Notes on The Mountain That Had to Be Painted
I love art and history TV documentaries and books, and thought I would start summarising this information not only for my future reference but also for those of you that either cannot get hold of the documentary (if you are not in the UK for example) or can’t be bothered with sitting through the hours of footage.
First up is a BBC documentary that was on BBC 4 last week titled ‘The Mountain that had to be painted‘ . about two painters: Augustas John R.A. and James Dickson Innes who left London in 1911 and headed for the Arenig Valley in North Wales.
The mountain that had to be painted
Exactitude is not truth Henri Matisse
The documentary explored the talents of Augustas John and James Dickson Innes who were at the forefront of post-impressionism in Britain during the first decade of the 20th century.
Although the modern post-impressionist style was revealed to the art world in the UK in a 1910 exhibition, Innes painted “The Waterfall” which rivals any of his European contemporaries several months before the exhibition. It is perhaps his visits to France from 1908 when he met Henri Matisse that sparked his style, as he explored Fauvism while he was there.

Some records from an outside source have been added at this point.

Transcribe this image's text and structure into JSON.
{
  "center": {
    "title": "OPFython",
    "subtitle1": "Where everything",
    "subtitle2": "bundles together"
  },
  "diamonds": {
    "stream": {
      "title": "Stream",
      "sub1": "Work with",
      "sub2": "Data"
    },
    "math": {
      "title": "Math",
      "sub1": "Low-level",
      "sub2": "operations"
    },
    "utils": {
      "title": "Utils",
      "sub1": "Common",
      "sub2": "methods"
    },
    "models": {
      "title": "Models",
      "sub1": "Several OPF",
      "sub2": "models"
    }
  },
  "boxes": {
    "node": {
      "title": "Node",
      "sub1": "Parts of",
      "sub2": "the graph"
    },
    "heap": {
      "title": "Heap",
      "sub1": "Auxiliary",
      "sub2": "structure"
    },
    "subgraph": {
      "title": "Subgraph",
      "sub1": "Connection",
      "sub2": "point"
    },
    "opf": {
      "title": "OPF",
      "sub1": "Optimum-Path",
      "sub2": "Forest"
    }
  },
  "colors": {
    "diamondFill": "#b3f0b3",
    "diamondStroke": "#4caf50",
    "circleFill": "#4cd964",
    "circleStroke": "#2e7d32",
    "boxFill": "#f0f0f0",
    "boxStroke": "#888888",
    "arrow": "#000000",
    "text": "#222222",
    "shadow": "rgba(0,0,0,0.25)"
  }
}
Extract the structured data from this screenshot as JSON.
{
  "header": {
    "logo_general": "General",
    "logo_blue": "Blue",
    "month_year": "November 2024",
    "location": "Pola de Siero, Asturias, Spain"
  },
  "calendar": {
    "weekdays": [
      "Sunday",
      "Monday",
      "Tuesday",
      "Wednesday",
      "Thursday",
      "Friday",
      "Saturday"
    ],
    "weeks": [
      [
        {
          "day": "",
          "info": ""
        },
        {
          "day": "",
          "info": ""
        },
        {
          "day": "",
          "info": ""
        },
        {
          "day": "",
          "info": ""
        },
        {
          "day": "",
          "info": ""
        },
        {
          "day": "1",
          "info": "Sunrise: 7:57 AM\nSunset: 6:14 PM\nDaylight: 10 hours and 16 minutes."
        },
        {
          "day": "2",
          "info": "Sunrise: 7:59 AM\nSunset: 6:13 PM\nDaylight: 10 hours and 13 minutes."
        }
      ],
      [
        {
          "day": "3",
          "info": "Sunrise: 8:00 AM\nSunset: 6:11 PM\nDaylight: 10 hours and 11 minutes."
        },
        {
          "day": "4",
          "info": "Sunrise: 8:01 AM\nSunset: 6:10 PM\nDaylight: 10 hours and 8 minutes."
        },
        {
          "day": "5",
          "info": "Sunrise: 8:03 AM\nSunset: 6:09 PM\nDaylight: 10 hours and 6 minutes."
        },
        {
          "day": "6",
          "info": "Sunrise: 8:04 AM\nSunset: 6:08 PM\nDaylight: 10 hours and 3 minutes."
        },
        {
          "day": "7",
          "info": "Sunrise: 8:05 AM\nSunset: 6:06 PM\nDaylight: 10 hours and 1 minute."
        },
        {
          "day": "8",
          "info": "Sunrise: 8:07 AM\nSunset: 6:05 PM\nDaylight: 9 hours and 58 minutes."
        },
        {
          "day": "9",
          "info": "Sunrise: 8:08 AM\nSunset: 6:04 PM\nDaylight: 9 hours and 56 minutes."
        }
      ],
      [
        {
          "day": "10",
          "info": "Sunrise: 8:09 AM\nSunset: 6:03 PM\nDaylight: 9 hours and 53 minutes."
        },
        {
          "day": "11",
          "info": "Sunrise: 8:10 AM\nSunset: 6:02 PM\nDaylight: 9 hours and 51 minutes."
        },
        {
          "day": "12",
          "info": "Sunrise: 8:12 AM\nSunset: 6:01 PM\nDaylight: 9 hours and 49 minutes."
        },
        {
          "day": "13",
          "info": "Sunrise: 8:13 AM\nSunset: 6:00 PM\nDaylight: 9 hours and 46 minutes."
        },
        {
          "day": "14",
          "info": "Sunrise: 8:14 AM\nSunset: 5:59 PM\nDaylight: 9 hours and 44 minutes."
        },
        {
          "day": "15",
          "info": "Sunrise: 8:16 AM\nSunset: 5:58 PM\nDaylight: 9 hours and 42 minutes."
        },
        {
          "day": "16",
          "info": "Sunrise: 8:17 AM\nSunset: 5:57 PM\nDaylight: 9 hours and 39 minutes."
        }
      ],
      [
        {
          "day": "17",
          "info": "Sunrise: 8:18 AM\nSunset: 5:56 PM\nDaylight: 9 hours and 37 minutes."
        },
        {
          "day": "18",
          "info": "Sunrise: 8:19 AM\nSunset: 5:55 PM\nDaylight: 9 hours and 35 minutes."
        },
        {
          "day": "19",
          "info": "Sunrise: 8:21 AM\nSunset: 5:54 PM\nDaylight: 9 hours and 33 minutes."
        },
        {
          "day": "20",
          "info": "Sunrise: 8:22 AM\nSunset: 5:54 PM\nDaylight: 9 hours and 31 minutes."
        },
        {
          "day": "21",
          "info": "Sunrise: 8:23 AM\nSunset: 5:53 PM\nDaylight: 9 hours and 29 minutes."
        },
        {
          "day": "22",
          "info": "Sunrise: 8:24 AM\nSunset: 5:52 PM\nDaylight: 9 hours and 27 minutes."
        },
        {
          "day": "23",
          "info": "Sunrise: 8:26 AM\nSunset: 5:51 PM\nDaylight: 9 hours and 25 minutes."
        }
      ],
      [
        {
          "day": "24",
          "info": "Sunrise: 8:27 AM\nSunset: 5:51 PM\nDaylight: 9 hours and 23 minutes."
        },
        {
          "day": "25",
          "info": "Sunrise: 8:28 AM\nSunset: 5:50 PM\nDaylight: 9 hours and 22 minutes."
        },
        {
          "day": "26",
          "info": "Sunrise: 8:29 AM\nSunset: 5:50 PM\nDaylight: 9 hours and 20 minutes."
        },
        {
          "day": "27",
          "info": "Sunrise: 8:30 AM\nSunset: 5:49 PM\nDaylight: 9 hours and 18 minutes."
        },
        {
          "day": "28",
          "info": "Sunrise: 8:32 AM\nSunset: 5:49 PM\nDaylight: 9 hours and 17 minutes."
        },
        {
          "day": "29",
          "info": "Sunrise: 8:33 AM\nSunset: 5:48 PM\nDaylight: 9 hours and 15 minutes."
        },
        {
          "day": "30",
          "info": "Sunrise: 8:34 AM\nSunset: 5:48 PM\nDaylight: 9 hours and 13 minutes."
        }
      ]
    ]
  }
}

He was later joined by his friend, the universally praised artist Augustas John, who he had met whilst studying at the Slade School of Fine Art and with whom he shared the view that art was more than just technical ability (in Matisse’s words “Exactitude is not truth”). Both created works in France exploring this contemporary style. After returning home from France to his homeland of Wales, Innes started exploring the areas around Arenig in North Wales when he created “The Waterfall”. He persuaded his friend John to join him who came to Wales with an entourage including John’s muse Dorelia McNeil and a socialite named Euphemia with whom Innes fell in love with and had a brief affair. When Euphemia ended their relationship it is said that Innes buried all her love letters at the top of Arenig Fawr. This has never been found however, if it was ever there, it was likely destroyed by an American Bomber that crashed into the top during WWII.
Innes and John spent 2 years in wales and during that time, John spent a lot of time in the Romani culture, to which he idealised. Both drank heavily. However over that short period that Innes and John painted together around Arenig, they created more than 100 works that reinvented British landscape painting. Both made painting in oil on wood panel and both broke conventional rules, painting their oils in under an hour, but where Innes painted the landscape, John generally used the landscape as a backdrop for his portraits.
At the time their paintings were rejected by the establishment and criticised as inartistic and talentless. However they were included in a post-impressionist show in New York, during 1913, which received critical acclaim. Innes’ success was short lived. He died from Tuberculosis at the age of 27, just over 6 months later, having ignored advise from doctors to stay off the alcohol and the mountains. Months before his death, Innes painted “The Crucifixion” depicting himself crucified in front of Arenig.
Augustus John abandoned landscape painting, focusing on celebrity portraits but many now consider John’s time in Wales his finest hour.